Mas não passou despercebido dos olhares afiados da política uma oportunidade para Lula no caminho para as eleições de 2026.

"Igualmente importante: o Palácio do Planalto vê isso como uma grande oportunidade para 2026. O Itamaraty e MDIC tentavam segurar o Lula para não ter um discurso mais de confronto. Agora não tem nada que segure e vão pintar a família Bolsonaro como se aliando a alguém que está tirando emprego do Brasil", diz Garman.

Ele pondera que a decisão de Trump foi mais política do que motivada por quaisquer fatores econômicos. "Os incentivos eleitorais são para o acirramento da retórica de Lula", afirma.

Não por menos, o perfil do PT no X postou na noite de hoje um vídeo no qual diz: "É todo mundo contra o tarifaço de Trump e Bolsonaro".

Como lembra Maurício Moura, professor da George Washington University e fundador do instituto de pesquisa Ideia, antagonizar com Trump se mostrou um excelente cabo eleitoral em diversos países desde a volta do republicano à Casa Branca.

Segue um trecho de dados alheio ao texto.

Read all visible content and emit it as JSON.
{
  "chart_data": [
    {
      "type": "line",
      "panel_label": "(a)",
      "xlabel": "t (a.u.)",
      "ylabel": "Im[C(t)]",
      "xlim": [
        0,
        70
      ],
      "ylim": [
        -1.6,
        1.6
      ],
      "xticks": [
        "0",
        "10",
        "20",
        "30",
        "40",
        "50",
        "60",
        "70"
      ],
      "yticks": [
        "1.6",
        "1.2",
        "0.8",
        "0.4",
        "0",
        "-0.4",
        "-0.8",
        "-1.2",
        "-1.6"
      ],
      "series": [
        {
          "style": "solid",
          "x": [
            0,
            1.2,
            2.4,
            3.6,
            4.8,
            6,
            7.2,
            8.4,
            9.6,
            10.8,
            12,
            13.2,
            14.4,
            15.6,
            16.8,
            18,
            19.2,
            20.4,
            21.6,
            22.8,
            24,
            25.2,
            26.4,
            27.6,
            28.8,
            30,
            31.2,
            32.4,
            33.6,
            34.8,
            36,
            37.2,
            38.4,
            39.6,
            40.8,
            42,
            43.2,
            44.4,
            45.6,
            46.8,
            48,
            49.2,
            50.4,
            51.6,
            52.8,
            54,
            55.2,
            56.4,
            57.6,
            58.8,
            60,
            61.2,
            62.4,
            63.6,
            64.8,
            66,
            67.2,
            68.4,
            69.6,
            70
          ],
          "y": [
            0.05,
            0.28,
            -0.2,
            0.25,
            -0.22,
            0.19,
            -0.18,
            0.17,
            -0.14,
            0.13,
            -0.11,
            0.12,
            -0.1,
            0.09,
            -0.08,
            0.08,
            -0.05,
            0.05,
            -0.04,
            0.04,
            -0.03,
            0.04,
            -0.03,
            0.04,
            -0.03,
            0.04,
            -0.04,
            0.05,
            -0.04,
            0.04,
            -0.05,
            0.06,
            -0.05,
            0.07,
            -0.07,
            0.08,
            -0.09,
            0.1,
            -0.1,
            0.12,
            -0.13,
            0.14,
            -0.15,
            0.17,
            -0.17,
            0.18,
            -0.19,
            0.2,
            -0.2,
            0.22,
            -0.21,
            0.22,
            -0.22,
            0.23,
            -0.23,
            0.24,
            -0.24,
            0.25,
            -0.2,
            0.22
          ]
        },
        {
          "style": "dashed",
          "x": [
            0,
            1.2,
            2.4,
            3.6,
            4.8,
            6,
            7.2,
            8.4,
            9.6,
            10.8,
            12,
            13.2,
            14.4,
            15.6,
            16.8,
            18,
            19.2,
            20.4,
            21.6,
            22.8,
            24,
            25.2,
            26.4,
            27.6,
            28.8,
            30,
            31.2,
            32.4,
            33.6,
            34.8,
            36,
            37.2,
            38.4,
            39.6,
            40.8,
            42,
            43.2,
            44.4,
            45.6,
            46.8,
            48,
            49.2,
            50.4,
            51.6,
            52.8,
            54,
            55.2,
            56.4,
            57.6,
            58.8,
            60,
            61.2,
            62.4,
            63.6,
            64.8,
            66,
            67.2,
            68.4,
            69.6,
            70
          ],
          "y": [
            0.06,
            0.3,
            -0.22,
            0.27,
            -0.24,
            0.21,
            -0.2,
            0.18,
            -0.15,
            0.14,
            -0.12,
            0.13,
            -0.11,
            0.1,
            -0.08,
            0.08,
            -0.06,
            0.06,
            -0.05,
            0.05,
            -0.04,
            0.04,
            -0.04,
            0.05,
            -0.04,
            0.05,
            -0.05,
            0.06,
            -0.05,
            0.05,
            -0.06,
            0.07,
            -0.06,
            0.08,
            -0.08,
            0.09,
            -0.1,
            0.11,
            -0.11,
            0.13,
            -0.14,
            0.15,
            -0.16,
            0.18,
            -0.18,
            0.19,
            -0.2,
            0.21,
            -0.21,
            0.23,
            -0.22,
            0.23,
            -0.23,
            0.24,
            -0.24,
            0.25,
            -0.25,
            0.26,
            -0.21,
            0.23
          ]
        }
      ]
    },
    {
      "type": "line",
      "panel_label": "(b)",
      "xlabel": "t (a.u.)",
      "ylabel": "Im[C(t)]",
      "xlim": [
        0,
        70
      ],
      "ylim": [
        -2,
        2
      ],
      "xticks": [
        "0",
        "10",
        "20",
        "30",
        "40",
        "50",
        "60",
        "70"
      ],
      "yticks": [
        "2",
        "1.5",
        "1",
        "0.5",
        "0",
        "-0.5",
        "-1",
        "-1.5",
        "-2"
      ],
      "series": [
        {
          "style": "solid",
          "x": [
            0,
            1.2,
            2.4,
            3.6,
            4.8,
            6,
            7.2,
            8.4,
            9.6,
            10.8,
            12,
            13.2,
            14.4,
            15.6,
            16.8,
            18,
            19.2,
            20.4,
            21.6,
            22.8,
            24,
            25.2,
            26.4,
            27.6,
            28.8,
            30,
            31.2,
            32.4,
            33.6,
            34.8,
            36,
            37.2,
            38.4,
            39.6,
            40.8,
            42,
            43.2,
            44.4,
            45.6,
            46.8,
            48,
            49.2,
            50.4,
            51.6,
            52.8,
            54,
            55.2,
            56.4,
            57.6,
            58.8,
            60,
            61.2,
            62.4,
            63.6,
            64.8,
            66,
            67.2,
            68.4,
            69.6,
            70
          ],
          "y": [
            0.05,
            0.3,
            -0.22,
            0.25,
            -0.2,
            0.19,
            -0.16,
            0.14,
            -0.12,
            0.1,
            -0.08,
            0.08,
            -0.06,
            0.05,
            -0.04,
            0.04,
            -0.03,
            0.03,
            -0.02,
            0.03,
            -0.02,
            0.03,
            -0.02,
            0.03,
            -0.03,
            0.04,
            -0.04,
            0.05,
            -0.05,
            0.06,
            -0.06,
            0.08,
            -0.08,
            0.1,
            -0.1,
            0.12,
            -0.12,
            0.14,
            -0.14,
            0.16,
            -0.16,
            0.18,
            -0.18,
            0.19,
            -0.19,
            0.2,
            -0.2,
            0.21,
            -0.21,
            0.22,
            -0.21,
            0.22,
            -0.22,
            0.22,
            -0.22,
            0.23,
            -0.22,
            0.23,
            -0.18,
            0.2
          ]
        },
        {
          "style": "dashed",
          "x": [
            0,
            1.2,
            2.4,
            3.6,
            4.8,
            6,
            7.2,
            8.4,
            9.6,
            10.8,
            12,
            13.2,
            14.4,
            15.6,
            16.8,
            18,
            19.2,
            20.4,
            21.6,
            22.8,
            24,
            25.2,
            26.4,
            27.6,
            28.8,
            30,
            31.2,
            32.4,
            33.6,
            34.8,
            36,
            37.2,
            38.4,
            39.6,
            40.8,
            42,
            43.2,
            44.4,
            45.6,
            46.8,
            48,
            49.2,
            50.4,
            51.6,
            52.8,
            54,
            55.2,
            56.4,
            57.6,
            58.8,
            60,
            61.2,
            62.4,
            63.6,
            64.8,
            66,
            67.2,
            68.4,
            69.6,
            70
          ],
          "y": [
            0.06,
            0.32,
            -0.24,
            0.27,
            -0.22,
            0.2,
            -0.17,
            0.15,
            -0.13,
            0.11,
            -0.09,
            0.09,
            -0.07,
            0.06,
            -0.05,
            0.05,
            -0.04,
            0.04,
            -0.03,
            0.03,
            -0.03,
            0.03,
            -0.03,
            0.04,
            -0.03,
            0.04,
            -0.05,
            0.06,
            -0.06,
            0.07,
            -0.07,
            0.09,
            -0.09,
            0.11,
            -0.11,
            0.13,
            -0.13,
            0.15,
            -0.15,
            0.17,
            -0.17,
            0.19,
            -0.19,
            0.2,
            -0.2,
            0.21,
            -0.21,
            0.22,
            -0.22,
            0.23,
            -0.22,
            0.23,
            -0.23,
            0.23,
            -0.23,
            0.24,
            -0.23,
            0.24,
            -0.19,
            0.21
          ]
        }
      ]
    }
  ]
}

"O factual é que depois de Trump fazer essas abordagens frontais contra países ou chefes de Estado, houve uma melhora na popularidade deles", afirma Moura.

O maior exemplo, destaca o professor, foi Mark Carney, recentemente eleito primeiro-ministro canadense. "Mas isso aconteceu também com o Vladimir Zelensky, da Ucrânia, a Claudia Sheinbaum, no México, com Emmanuel Macron, da França", diz.

LEIA DE NOVO: Como Trump influencia eleições de outros países —e ajuda seus opositores

Ele lembra que Trump é uma figura rejeitada ao nível internacional.

"Todas as pesquisas mostram que ele é muito mais rejeitado, que tem uma imagem muito pior do que a dos Estados Unidos, por exemplo, em vários países", diz. "Quando uma figura amplamente rejeitada verbaliza esse tipo de ataque, obviamente ele cria um inimigo comum na opinião pública e isso beneficia a popularidade dos chefes de Estado que passam por isso."